Metal Shadowing and Deep-etching Technique
84
Deep Etching (In TEM)
(like cracking open an egg)
*Samples are flash-frozen (quickly so they don't spill everywhere)
*Fractured for access to internal surfaces
*Ice is evaporated in vacuum by freeze-drying
85
Metal Shadowing (In TEM)
*Deep-etched or normal samples are sprayed with a thing coat of a heavy metal at an angle (important)
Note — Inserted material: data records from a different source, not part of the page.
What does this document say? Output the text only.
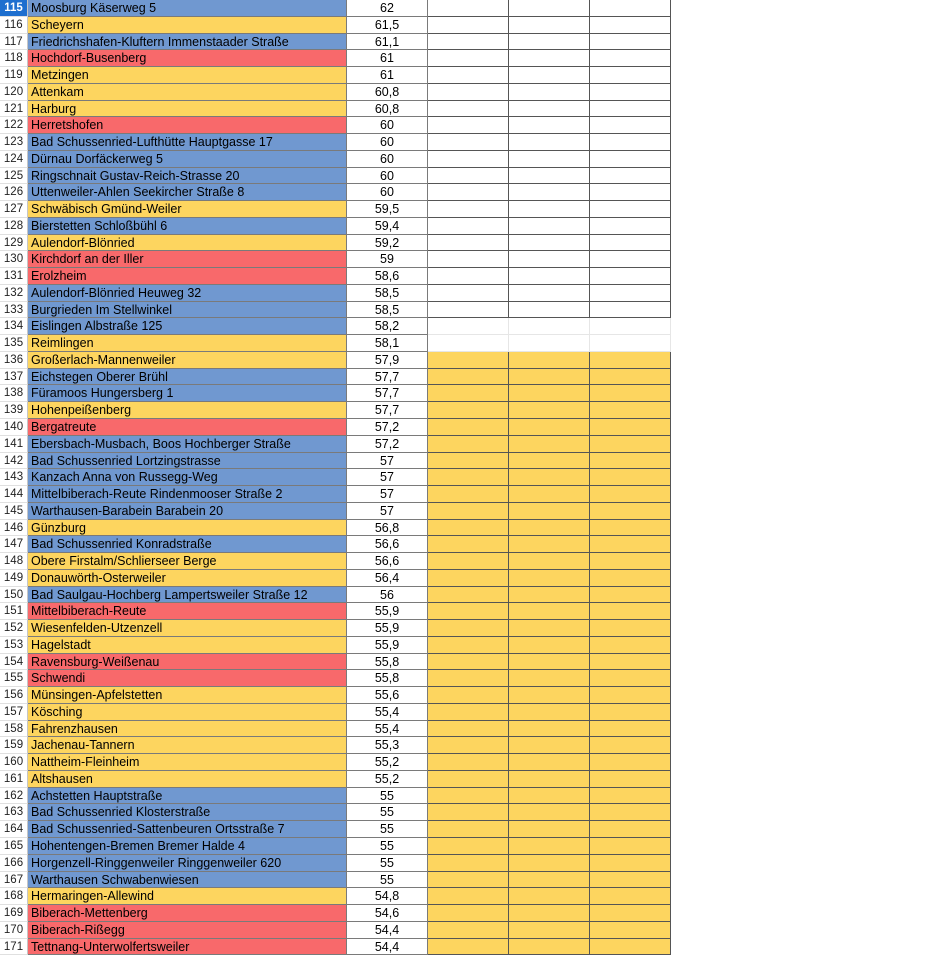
115 Moosburg Käserweg 5	62
116 Scheyern	61,5
117 Friedrichshafen-Kluftern Immenstaader Straße	61,1
118 Hochdorf-Busenberg	61
119 Metzingen	61
120 Attenkam	60,8
121 Harburg	60,8
122 Herretshofen	60
123 Bad Schussenried-Lufthütte Hauptgasse 17	60
124 Dürnau Dorfäckerweg 5	60
125 Ringschnait Gustav-Reich-Strasse 20	60
126 Uttenweiler-Ahlen Seekircher Straße 8	60
127 Schwäbisch Gmünd-Weiler	59,5
128 Bierstetten Schloßbühl 6	59,4
129 Aulendorf-Blönried	59,2
130 Kirchdorf an der Iller	59
131 Erolzheim	58,6
132 Aulendorf-Blönried Heuweg 32	58,5
133 Burgrieden Im Stellwinkel	58,5
134 Eislingen Albstraße 125	58,2
135 Reimlingen	58,1
136 Großerlach-Mannenweiler	57,9
137 Eichstegen Oberer Brühl	57,7
138 Füramoos Hungersberg 1	57,7
139 Hohenpeißenberg	57,7
140 Bergatreute	57,2
141 Ebersbach-Musbach, Boos Hochberger Straße	57,2
142 Bad Schussenried Lortzingstrasse	57
143 Kanzach Anna von Russegg-Weg	57
144 Mittelbiberach-Reute Rindenmooser Straße 2	57
145 Warthausen-Barabein Barabein 20	57
146 Günzburg	56,8
147 Bad Schussenried Konradstraße	56,6
148 Obere Firstalm/Schlierseer Berge	56,6
149 Donauwörth-Osterweiler	56,4
150 Bad Saulgau-Hochberg Lampertsweiler Straße 12	56
151 Mittelbiberach-Reute	55,9
152 Wiesenfelden-Utzenzell	55,9
153 Hagelstadt	55,9
154 Ravensburg-Weißenau	55,8
155 Schwendi	55,8
156 Münsingen-Apfelstetten	55,6
157 Kösching	55,4
158 Fahrenzhausen	55,4
159 Jachenau-Tannern	55,3
160 Nattheim-Fleinheim	55,2
161 Altshausen	55,2
162 Achstetten Hauptstraße	55
163 Bad Schussenried Klosterstraße	55
164 Bad Schussenried-Sattenbeuren Ortsstraße 7	55
165 Hohentengen-Bremen Bremer Halde 4	55
166 Horgenzell-Ringgenweiler Ringgenweiler 620	55
167 Warthausen Schwabenwiesen	55
168 Hermaringen-Allewind	54,8
169 Biberach-Mettenberg	54,6
170 Biberach-Rißegg	54,4
171 Tettnang-Unterwolfertsweiler	54,4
*This creates a 3D-like dimension and shadows corresponding to different parts of the cell.
86
What if we want a higher resolution image of a macromolecule?
You can if you give up looking at the rest of the cell and work with purified proteins (or other macromolecules or particles).
87
Negative Stain Electron Microscopy Steps
1. Macromolecules on a thin film of carbon
2. Coated with heavy metal salt (uranium acetate) and dried
3. Salt covers the carbon film except where macromolecules are present
4. Thus, it is a negative image (dark is absence of molecule).
88
Negative stain electron microscopy is used for ___
Macromolecules not the whole cell
89
Cryoelectron Microscopy (CryoEM)
Resolving structure of single molecules (purified samples).
Doesn’t use metal labeling of sample.
90
Cryoelectron Microscopy (CryoEM) Steps
1. Take suspension of purified sample (viruses, ribosomes, etc)
2. Flash-freeze on the microscope grid as a thin film (100 nm)
3. Freezes so quickly with no ice crystals forming
4. Imaging done in a vacuum, at -160°
Electrons pass through frozen water easily; Electrons are deflected by the object, so image shows loss of deflected electrons.
91
Problem and solution of CryoEM
PROBLEM: Weak electron beam is used to avoid breakdown of organic sample results in high-noise background.
SOLUTION: acquire thousands of images and have a computer construct an average image.